Some random comments:
The approach does not seem to be extensible to other synchronization
algorithms (in particular mutexes) because it inherently requires
state distribution (N items are available at the same time). However
it's extensible to say distributed object (which is, well, essentially
the same as ws dequeue).
If I want to use it in a library code, I am not sure how I can
reliably determine the store buffer bound.
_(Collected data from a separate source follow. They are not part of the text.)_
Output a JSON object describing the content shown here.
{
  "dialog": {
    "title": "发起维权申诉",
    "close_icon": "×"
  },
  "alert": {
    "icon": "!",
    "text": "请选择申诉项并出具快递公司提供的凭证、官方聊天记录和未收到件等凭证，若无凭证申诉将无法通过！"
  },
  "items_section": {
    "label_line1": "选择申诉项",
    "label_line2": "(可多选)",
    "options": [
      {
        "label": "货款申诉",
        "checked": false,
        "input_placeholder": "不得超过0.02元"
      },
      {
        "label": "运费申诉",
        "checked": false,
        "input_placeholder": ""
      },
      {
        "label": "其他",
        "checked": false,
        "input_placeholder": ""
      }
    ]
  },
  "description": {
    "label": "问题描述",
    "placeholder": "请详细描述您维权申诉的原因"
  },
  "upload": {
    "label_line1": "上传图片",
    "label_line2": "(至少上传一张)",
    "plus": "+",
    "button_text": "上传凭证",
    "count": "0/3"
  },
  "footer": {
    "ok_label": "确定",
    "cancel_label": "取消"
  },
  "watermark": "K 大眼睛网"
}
Then the size of the deque drops below the bound, they effectively
switch to work-requesting. (1) I suspect that benchmarks effectively
benchmark work-requesting in their case. (2) Work-requesting works
well for good computational workload that they used, but is not
applicable in other domains; e.g. if a task spawns 2 other tasks, one
generally wants the tasks to execute in parallel, while with their
algorithm both tasks will execute sequentially. (3) It would be
interetsing to try to combine their approach with traditional
work-stealing, i.e. size<bound=pay for the barrier, size>bound=don't
pay for the barrier.
It seems to be well suited for parallel for construct. Potentially it
would allow to reduce per-iteration overhead to basically zero.
However, you will need some fake stores, because parallel for usually
stores to only 1 memory location (iteration space), so their logic
won't work as is.
The idea of using static code analysis to determine minimum number of
stores per task looks too... academic for me.